The 2009 stimulus bill gave the U.S. Department of Transportation $50 billion to distribute to the states for highways, roads, and bridges. A House bill passed in December would add another $28 billion. According to Washington folklore, spending on infrastructure is always good because it’ll create jobs and spur economic growth. However, three recent examples are a reminder that the government often does a poor job of allocating resources.

First, an Alaska legislative audit concluded that the state should not have spent federal transportation money building a road to the site of the proposed “Bridge to Nowhere,” which was canceled after a national outcry. Alaska kept the federal money originally earmarked for the bridge, and then-Governor Sarah Palin agreed to spend $26 million of it on the road despite the fact there was no bridge.

Second, the Department of Transportation is supposed to exclude “unethical, dishonest, or otherwise irresponsible” parties from receiving federal funds.
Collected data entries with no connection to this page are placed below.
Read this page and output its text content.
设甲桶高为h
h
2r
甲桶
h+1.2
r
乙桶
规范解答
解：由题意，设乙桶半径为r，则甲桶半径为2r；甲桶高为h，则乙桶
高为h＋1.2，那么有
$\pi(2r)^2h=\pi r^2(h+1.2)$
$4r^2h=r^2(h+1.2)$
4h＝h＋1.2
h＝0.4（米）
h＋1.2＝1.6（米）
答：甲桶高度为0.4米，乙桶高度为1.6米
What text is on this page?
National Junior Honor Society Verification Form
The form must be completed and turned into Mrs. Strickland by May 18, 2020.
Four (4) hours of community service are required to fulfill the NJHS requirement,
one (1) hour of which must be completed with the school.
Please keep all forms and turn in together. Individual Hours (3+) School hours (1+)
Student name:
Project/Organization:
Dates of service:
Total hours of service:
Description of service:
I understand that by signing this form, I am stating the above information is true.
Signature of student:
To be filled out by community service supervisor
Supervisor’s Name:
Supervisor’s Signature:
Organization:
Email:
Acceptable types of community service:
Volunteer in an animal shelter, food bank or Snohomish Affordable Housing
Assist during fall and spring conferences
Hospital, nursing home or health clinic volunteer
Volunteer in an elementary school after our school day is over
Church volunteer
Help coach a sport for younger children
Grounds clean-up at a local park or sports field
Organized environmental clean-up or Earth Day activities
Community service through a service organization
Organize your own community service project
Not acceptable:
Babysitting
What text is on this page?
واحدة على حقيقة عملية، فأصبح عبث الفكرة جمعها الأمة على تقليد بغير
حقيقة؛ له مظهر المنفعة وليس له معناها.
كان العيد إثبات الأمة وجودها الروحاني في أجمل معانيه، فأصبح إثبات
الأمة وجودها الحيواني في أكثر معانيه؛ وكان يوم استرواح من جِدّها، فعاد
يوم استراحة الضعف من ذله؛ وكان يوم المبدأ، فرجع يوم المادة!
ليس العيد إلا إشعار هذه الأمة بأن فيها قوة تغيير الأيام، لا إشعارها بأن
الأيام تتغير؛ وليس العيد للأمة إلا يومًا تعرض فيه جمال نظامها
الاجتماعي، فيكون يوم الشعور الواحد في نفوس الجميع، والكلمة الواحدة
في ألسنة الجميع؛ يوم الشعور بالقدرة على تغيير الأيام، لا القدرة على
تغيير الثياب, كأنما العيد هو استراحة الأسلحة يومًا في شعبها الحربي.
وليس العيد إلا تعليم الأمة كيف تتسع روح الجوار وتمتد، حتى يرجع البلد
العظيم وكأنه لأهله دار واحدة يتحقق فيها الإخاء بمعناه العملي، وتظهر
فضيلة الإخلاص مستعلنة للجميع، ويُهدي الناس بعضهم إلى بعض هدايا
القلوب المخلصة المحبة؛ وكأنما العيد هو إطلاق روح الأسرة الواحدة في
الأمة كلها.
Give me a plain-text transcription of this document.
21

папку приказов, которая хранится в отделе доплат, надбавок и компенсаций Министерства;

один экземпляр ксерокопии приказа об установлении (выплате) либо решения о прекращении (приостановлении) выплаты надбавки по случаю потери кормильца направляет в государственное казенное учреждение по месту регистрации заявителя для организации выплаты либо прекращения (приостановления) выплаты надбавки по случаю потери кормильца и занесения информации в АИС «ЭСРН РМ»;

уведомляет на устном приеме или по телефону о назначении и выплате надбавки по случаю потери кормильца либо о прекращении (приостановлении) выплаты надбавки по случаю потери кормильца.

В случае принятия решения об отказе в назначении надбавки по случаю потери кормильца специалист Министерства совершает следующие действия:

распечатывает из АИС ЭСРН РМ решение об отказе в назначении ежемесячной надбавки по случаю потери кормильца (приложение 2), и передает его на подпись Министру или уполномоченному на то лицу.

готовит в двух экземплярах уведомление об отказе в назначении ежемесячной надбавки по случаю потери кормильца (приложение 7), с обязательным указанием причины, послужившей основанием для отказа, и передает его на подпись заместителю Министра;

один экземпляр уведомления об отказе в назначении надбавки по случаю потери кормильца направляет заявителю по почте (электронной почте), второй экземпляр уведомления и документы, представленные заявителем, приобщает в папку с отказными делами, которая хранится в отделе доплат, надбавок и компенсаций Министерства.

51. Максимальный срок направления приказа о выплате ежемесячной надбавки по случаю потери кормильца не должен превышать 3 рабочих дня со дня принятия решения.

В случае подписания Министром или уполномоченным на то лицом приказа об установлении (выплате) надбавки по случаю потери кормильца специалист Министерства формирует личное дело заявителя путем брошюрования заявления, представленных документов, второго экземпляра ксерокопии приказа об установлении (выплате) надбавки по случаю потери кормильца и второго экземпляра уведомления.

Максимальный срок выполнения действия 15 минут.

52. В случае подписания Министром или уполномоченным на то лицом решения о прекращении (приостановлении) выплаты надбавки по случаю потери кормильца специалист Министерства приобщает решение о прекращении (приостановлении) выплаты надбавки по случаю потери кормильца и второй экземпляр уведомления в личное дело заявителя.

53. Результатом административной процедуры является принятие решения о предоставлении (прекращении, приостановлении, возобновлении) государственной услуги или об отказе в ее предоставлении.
But according to a report from DOT’s inspector general, the average case took DOT officials “300 days to reach a suspension decision and over 400 days to reach a debarment decision.” For example, Kentucky awarded $24 million in transportation stimulus money to companies with officials under review by the Federal Highway Administration for bribery, theft, and obstruction of justice. The FHA took 10 months to review the companies before ultimately suspending them, but Kentucky had already given the companies the money.

Third, a Tennessee television station analyzed the state’s use of federal transportation stimulus money and found that it “spent an average of $161,500 per job created and that some paving jobs, which were temporary, cost taxpayers more than $1 million each.” The station interviewed a construction company that had been busy during the summer when it had federal money. Now its trucks are idle and the workers it hired have all been laid off.

Randal O’Toole says that “The best test of infrastructure value is whether users are willing to pay for it.” There’s almost no connection between infrastructure projects funded by federal taxpayers and the typically local users. Leaving infrastructure projects to state and local governments to fund would make more of a connection. Privatization, which would utilize tolling and other user fees, would be even better.